Stewart is managing director and owner of the Green Man Festival, one of the largest independent music festivals in the UK, which takes place every year on the Glanusk Park estate near Crickhowell, in the Brecon Beacons in Wales. Alongside Emily Eavis of Glastonbury Festival she is one of the few female festival directors and she is the only female owner of an independent festival. The festival began in 2003 and by 2018 it welcomed 25,000 guests and Stewart has maintained the festival’s independence in an industry dominated by large entertainment corporations. Artists playing at the festival have included Bon Iver, Fleet Foxes, Hot Chip, Robert Plant and Super Furry Animals. In 2018, Green Man Festival was found to contribute an annual £10.4 million to the Welsh economy and each year the festival sells out months in advance.

== Green Man Trust ==
Stewart founded the Green Man Trust in 2014 as the charitable arm of the Green Man Festival, with the aim of extending the festival’s community and cultural activity into year-round programmes. The charity focuses on supporting communities in Wales through initiatives in the arts, education, skills development, and environmental engagement.
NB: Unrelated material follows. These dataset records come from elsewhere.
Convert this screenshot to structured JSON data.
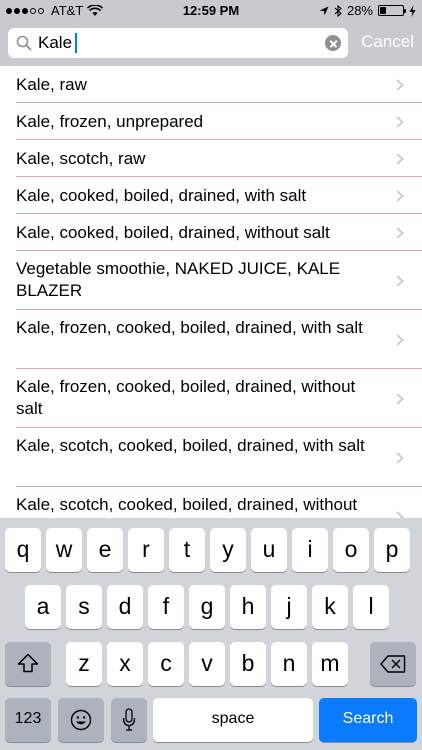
{
  "status_bar": {
    "carrier": "AT&T",
    "time": "12:59 PM",
    "battery": "28%",
    "battery_level": 0.28,
    "signal_bars": 3
  },
  "search": {
    "value": "Kale",
    "cancel_label": "Cancel"
  },
  "results": [
    "Kale, raw",
    "Kale, frozen, unprepared",
    "Kale, scotch, raw",
    "Kale, cooked, boiled, drained, with salt",
    "Kale, cooked, boiled, drained, without salt",
    "Vegetable smoothie, NAKED JUICE, KALE BLAZER",
    "Kale, frozen, cooked, boiled, drained, with salt",
    "Kale, frozen, cooked, boiled, drained, without salt",
    "Kale, scotch, cooked, boiled, drained, with salt",
    "Kale, scotch, cooked, boiled, drained, without salt"
  ],
  "keyboard": {
    "row1": [
      "q",
      "w",
      "e",
      "r",
      "t",
      "y",
      "u",
      "i",
      "o",
      "p"
    ],
    "row2": [
      "a",
      "s",
      "d",
      "f",
      "g",
      "h",
      "j",
      "k",
      "l"
    ],
    "row3": [
      "z",
      "x",
      "c",
      "v",
      "b",
      "n",
      "m"
    ],
    "numbers_label": "123",
    "space_label": "space",
    "search_label": "Search"
  },
  "colors": {
    "accent": "#0a7aff",
    "separator": "#e9a0c6"
  }
}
The Trust delivers community grant funding, training placements, and arts development programmes, and supports projects aimed at improving access to opportunities in rural and economically disadvantaged areas. It also runs initiatives relating to science communication and climate awareness.

In interviews, Stewart has described the Trust as being informed by her personal experiences, including periods of homelessness earlier in her life, which influenced her interest in social inclusion and access to opportunity. The Trust operates independently as a registered charity but remains closely linked to the Green Man Festival, providing a year-round extension of its cultural and community work.

== Other Work ==
Stewart has overseen or contributed to diverse range of sectors, including:

- Science engagement – development of Einstein’s Garden, a science and environment-focused programme at the Green Man Festival combining scientific communication with arts programming.
- Training and skills development – delivery of placements and work-based learning opportunities within festival operations and creative industries pathways.
- Wellbeing and health – including initiatives exploring wellbeing, environment, and outdoor cultural engagement within festival programming.
- Tourism development – supporting the positioning of the Green Man Festival as a contributor to Welsh cultural tourism and regional economic activity.
- Beverage – developing and launching her own Welsh alcohol beverage brand.

== International Engagement ==
In addition to her work with the Green Man Festival, Stewart has also undertaken international engagement work focused on using Green Man as a cultural asset for Wales and the UK. She has supported cultural and economic development within the creative industries, including projects and exploratory collaborations in countries such as Cuba and Kyrgyzstan.

Stewart has acted as a consultant for the UK Foreign Office, advising on how to engage with new territories and the development of creative industries internationally. She has contributed to a range of cultural and public initiatives, including producing the London 2012 Cultural Olympiad in Newport, Wales and participation in advisory roles relating to the development of the creative industries sector in Wales.

== Awards and Legacy ==
Stewart has received several industry awards for her contribution to festivals and live events:

- Outstanding Achievement Award, UK Festival Awards (2013)
- BBC Woman’s Hour Music Power List (2018)
- Access All Areas Editor’s Award, Access All Areas Awards (2024)
- St David Award Nomination for Culture (2019)

Stewart has been associated with the development of boutique festival formats, which prioritises audience experience, independent programming, and ethical or sustainable practices. Her work has influenced festival models internationally, and systems she introduced, such as event control and operational frameworks, have been adopted across the industry globally.